Other health care reform proposals ignore this elephant in the room. They would enrich the insurance companies and use tax dollars to subsidize insurance for those who lack it.
The current system using insurance companies is terribly wasteful. Each insurance company has its own bureaucracy, its own rules, its own payment rates, its own claim forms, its own high-paid executives, its own advertising, and its own high profits. Patients and medical providers waste terrible amounts of time figuring out how to navigate those many redundant systems.
Also, a single-payer system would achieve economies of scale in administering the program. It would have the power to require low prices from pharmaceutical companies and hospitals.
Insurance companies, pharmaceutical companies and privately owned hospitals finance politicians’ campaigns, so few politicians support the single-payer solution.
The single-payer solution is the only way to solve the various problems efficiently, economically and democratically. It would cover everyone, improve health care results and save money.
GLEN ANDERSON, Lacey
Writers’ school ideas bad use of tax money
I feel that letter writers McKenzie Midles, Alex Giebelhaus and Brenna Peterson have and are trying to misuse our tax dollars.
Midles indicates that she can’t afford to care for her child. She wants the school system to raise her offspring at our cost while she works.
As for Giebelhaus, he states that the school system should supervise the kids while one is at work.
And then there is Peterson. She says that one of the best parts of the after-school program was playing outside.

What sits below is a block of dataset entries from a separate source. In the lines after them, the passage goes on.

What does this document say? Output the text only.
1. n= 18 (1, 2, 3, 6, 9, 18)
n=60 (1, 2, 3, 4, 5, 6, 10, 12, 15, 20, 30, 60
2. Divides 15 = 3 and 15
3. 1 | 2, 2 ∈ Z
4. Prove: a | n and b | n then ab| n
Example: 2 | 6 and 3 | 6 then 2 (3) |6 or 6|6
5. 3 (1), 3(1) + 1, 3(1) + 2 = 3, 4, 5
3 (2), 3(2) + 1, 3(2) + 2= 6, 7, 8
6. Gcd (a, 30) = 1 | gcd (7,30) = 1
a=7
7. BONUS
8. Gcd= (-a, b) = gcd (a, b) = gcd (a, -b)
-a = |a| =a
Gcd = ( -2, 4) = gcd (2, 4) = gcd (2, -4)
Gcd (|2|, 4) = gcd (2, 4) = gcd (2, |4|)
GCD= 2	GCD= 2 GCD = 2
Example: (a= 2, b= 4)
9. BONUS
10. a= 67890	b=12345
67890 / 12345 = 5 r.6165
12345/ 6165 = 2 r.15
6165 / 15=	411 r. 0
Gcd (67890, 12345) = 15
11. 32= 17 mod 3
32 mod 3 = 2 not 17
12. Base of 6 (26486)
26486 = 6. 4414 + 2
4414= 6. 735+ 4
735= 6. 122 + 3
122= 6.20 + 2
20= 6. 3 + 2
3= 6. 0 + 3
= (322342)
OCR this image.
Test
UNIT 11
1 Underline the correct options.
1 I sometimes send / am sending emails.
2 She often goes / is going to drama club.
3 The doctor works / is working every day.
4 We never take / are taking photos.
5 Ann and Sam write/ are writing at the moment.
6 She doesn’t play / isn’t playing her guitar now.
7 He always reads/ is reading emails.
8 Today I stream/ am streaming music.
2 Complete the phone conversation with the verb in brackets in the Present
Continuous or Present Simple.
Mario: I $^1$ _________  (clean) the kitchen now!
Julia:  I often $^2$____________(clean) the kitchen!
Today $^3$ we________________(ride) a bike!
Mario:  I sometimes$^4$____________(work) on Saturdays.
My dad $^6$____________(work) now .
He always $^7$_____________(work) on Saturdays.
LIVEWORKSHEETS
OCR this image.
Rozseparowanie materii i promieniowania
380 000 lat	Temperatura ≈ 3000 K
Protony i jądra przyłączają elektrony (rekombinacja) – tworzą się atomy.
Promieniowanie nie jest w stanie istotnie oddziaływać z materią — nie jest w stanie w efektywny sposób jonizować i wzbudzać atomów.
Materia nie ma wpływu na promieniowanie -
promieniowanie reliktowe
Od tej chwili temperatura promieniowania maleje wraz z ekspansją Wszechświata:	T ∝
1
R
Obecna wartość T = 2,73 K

Peterson wants to do away with field trips where, hopefully, some learning may take place.
After reading the letters written by these people it seems that the after-school programs are being used as a babysitting center.
Now, if people can’t afford to raise their child then they should consider putting their child up for adoption. Perhaps people should get themselves fixed so taxpayers won’t be expected to pay for their future children’s welfare, since they apparently can’t.